# What are the units for tenths-of-a-millimeter?

I'm seeing all kinds of mixed representations for what is a SI unit that doesn't seem to be easily representable with the Latin prefixes. Generally I stick one of the nominal ones and scale my plots accordingly but this situation requires a particular scale/resolution of tenths of a millimeter:

dmm = deci-milli-meter

tmm = tenths-of-a-milli-meter

https://en.wikipedia.org/wiki/Metric_prefix

• You could label your scale as "mm/10" or "0.1 mm" Apr 2 '16 at 18:36
• Something like "axis label ($\times 10^{-4}$ m)" would be most common in a research paper... Apr 2 '16 at 18:46

I have never seen anything like tmm or dmm... If it exists at all, it is highly non-standard. As others have mentioned in the comments, go with 0.1 mm or 100$\mu$m.
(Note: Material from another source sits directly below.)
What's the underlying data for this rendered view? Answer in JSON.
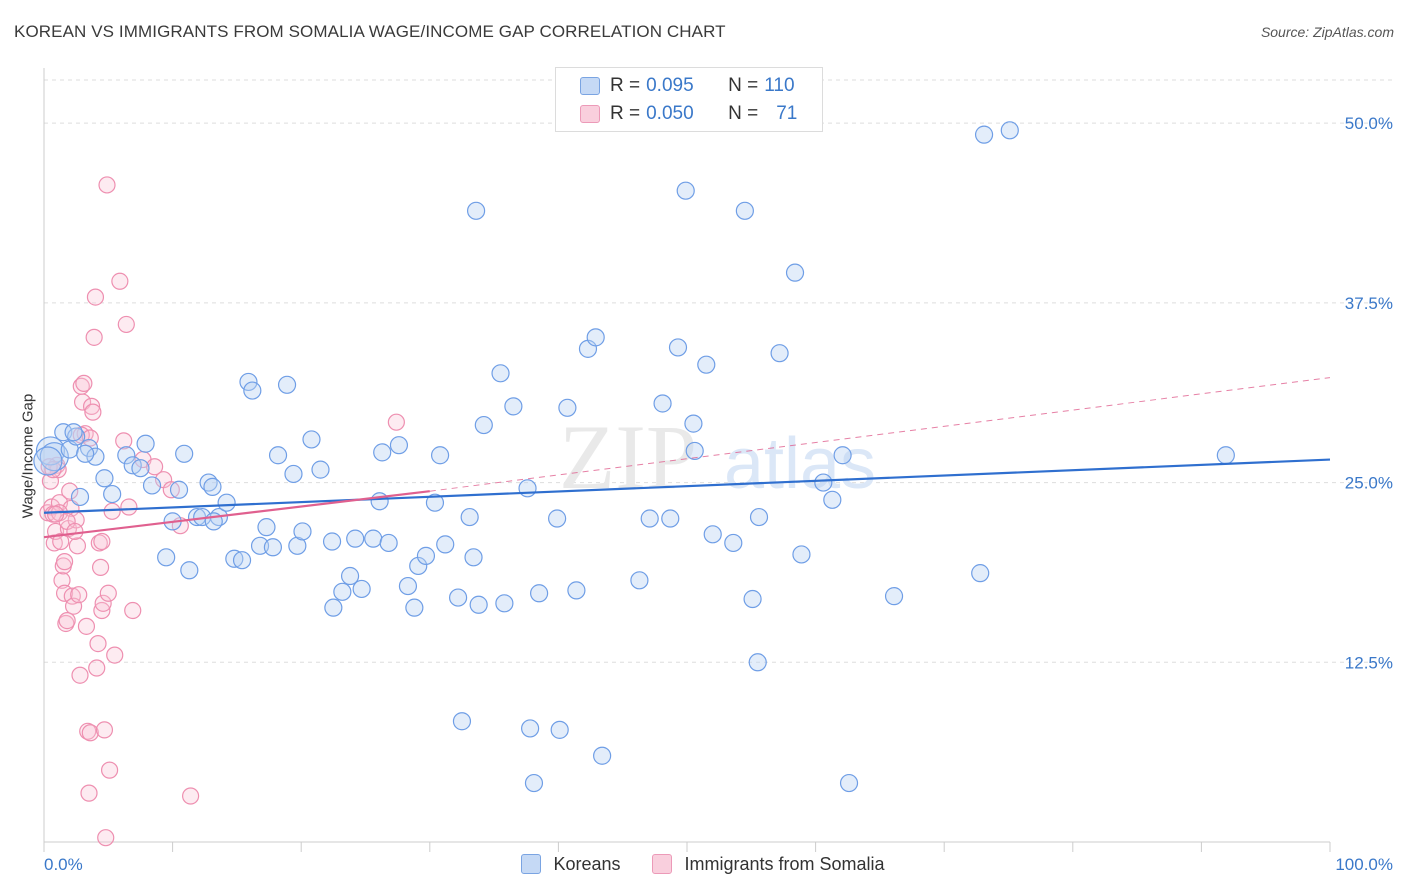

I think that the conventional way of writing is $10^{-1}mm$.
You can also use micrometer, and write $100\mu m$.
If you want to use SI nomenclature, that the following is acceptable: $0.1 mm = 0.1 mm (!), 100 \mu m = 100 000 nm ...$. How you wish to record it is up to you, though problem dependent. For example, you could record a $9 V$ battery as $9 000 mV, 9 000 000 \mu V, ...$.